Des accusations fallacieuses diffusées à des millions d’internautes
Autre exemple de dénigrement avec le photojournaliste Anas Zayed Fteiha, collaborateur de l’agence Anadolu, qui lui a été d’abord visé, non pas par les autorités mais par des professionnels des médias. Le tabloïd allemand Bild l’a accusé dans un article publié le 5 août, de «mettre en scène la propagande du Hamas». Le quotidien français Libération et l’organisation israélienne Fake Reporter ont montré que la séquence n’avait rien de fabriquée et qu’elle représente bien une distribution de nourriture, dans un contexte de famine à Gaza confirmée par l’ONU.
Le ministère des Affaires étrangères israélien a relayé cette accusation sur ses pages officielles sur la plateforme X. À travers une vidéo, l’État israélien s’appuie sur l’article de Bild contre Anas Zayed Fteiha et dénonce les médias qui «diffusent ces mensonges», donnant notamment l’exemple de l’hebdomadaire américain Time, dont la une du 1er août 2025 est une photographie montrant la famine à Gaza.
Pourtant, la photo prise par Anas Zayed Fteiha et mise en cause par Bild ne correspond même pas à celle publiée par Time, bien que les deux images aient été prises au même endroit. Les enquêtes montrent que la photo en couverture du magazine n’est pas d’Anas Zayed Fteiha mais l’œuvre d’un autre journaliste. Cela n’a toutefois pas empêché l’argumentaire israélien de qualifier ces travaux journalistiques de «propagande du Hamas» et d’affirmer que «ce n’est pas du journalisme. C’est de la complicité». L’Agence de publicité du gouvernement israélien a même été jusqu’à promouvoir cette vidéo sous forme de publicités sur YouTube, notamment diffusées aux États-Unis. Contacté par RSF, le porte-parole du ministère israélien des Affaires étrangères, Oren Marmorstein, maintient que la vidéo s’appuie sur l’enquête de Bild avant d’affirmer que les deux photographes “ont pris une série de photos «mises en scène’ qui ont également été utilisées par [le] Time», avant de répéter : «C’est le Hamas qui contrôle la diffusion de ces photos provenant de Gaza».
La vidéo publiée par le compte officiel du gouvernement israélien a été vue plus de 8 millions de fois sur le réseau social X, ce qui en fait le post le plus consulté parmi les presque 10’000 tweets recensés par RSF associant «Pallywood» et «journaliste» postés entre janvier et août 2025 sur la plateforme.
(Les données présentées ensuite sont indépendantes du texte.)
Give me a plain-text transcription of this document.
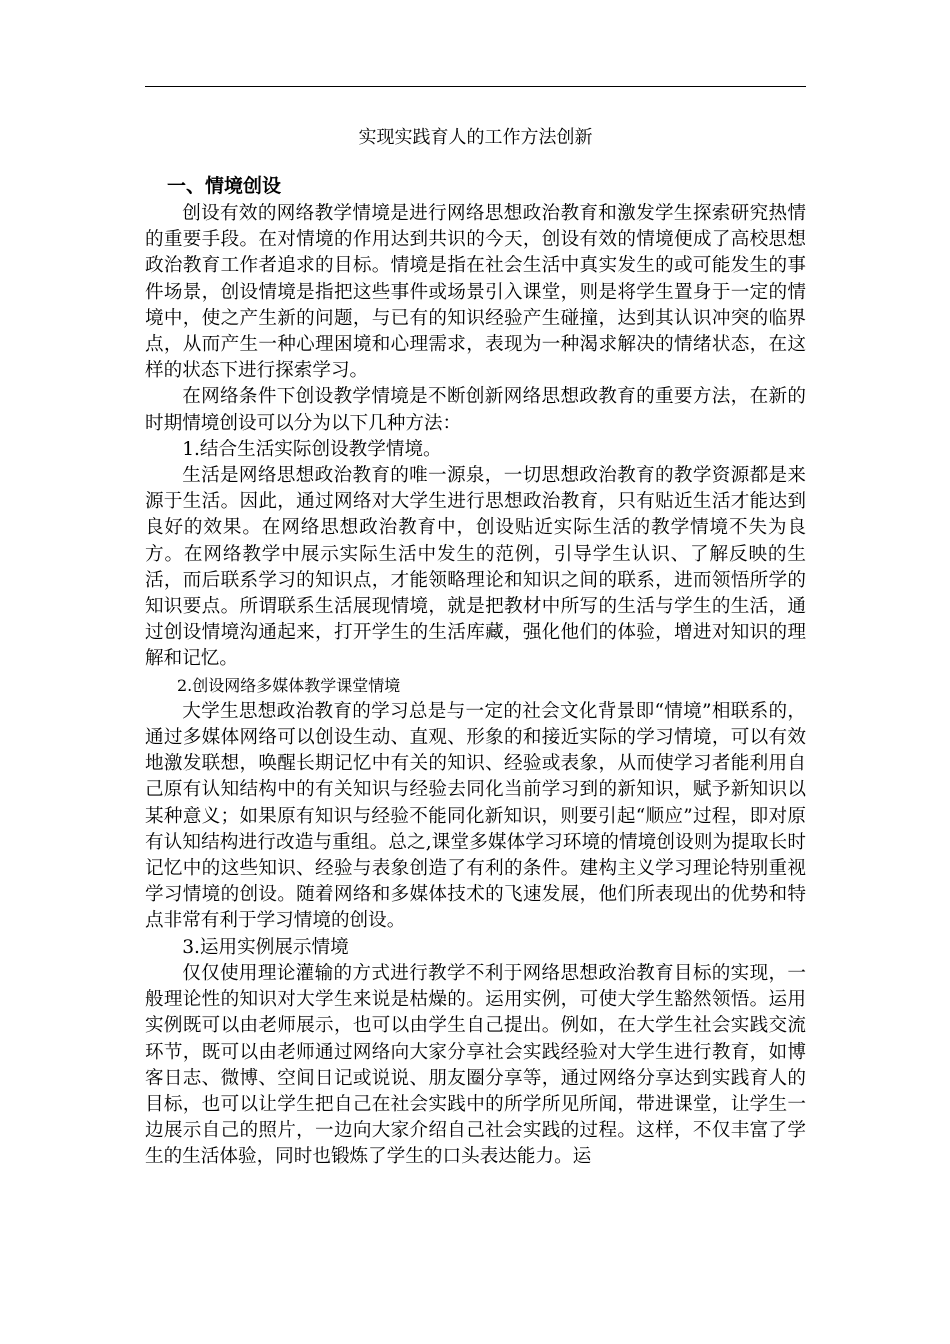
实现实践育人的工作方法创新

一、情境创设

创设有效的网络教学情境是进行网络思想政治教育和激发学生探索研究热情的重要手段。在对情境的作用达到共识的今天，创设有效的情境便成了高校思想政治教育工作者追求的目标。情境是指在社会生活中真实发生的或可能发生的事件场景，创设情境是指把这些事件或场景引入课堂，则是将学生置身于一定的情境中，使之产生新的问题，与已有的知识经验产生碰撞，达到其认识冲突的临界点，从而产生一种心理困境和心理需求，表现为一种渴求解决的情绪状态，在这样的状态下进行探索学习。

在网络条件下创设教学情境是不断创新网络思想政教育的重要方法，在新的时期情境创设可以分为以下几种方法：

1.结合生活实际创设教学情境。

生活是网络思想政治教育的唯一源泉，一切思想政治教育的教学资源都是来源于生活。因此，通过网络对大学生进行思想政治教育，只有贴近生活才能达到良好的效果。在网络思想政治教育中，创设贴近实际生活的教学情境不失为良方。在网络教学中展示实际生活中发生的范例，引导学生认识、了解反映的生活，而后联系学习的知识点，才能领略理论和知识之间的联系，进而领悟所学的知识要点。所谓联系生活展现情境，就是把教材中所写的生活与学生的生活，通过创设情境沟通起来，打开学生的生活库藏，强化他们的体验，增进对知识的理解和记忆。

2.创设网络多媒体教学课堂情境

大学生思想政治教育的学习总是与一定的社会文化背景即“情境”相联系的，通过多媒体网络可以创设生动、直观、形象的和接近实际的学习情境，可以有效地激发联想，唤醒长期记忆中有关的知识、经验或表象，从而使学习者能利用自己原有认知结构中的有关知识与经验去同化当前学习到的新知识，赋予新知识以某种意义；如果原有知识与经验不能同化新知识，则要引起“顺应”过程，即对原有认知结构进行改造与重组。总之,课堂多媒体学习环境的情境创设则为提取长时记忆中的这些知识、经验与表象创造了有利的条件。建构主义学习理论特别重视学习情境的创设。随着网络和多媒体技术的飞速发展，他们所表现出的优势和特点非常有利于学习情境的创设。

3.运用实例展示情境

仅仅使用理论灌输的方式进行教学不利于网络思想政治教育目标的实现，一般理论性的知识对大学生来说是枯燥的。运用实例，可使大学生豁然领悟。运用实例既可以由老师展示，也可以由学生自己提出。例如，在大学生社会实践交流环节，既可以由老师通过网络向大家分享社会实践经验对大学生进行教育，如博客日志、微博、空间日记或说说、朋友圈分享等，通过网络分享达到实践育人的目标，也可以让学生把自己在社会实践中的所学所见所闻，带进课堂，让学生一边展示自己的照片，一边向大家介绍自己社会实践的过程。这样，不仅丰富了学生的生活体验，同时也锻炼了学生的口头表达能力。运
Ces campagnes de dénigrement et de décrédibilisation nourrissent la suspicion et alimentent le narratif militaire de l’armée israélienne, à l’heure où RSF dénombre plus de 210 journalistes tués par l’armée israélienne depuis octobre 2023 dans la bande de Gaza. Pour au moins 56 d’entre eux, l’organisation dispose d’éléments qui montrent qu’ils ont été ciblés par l’armée israélienne ou tués dans l’exercice de leur fonction.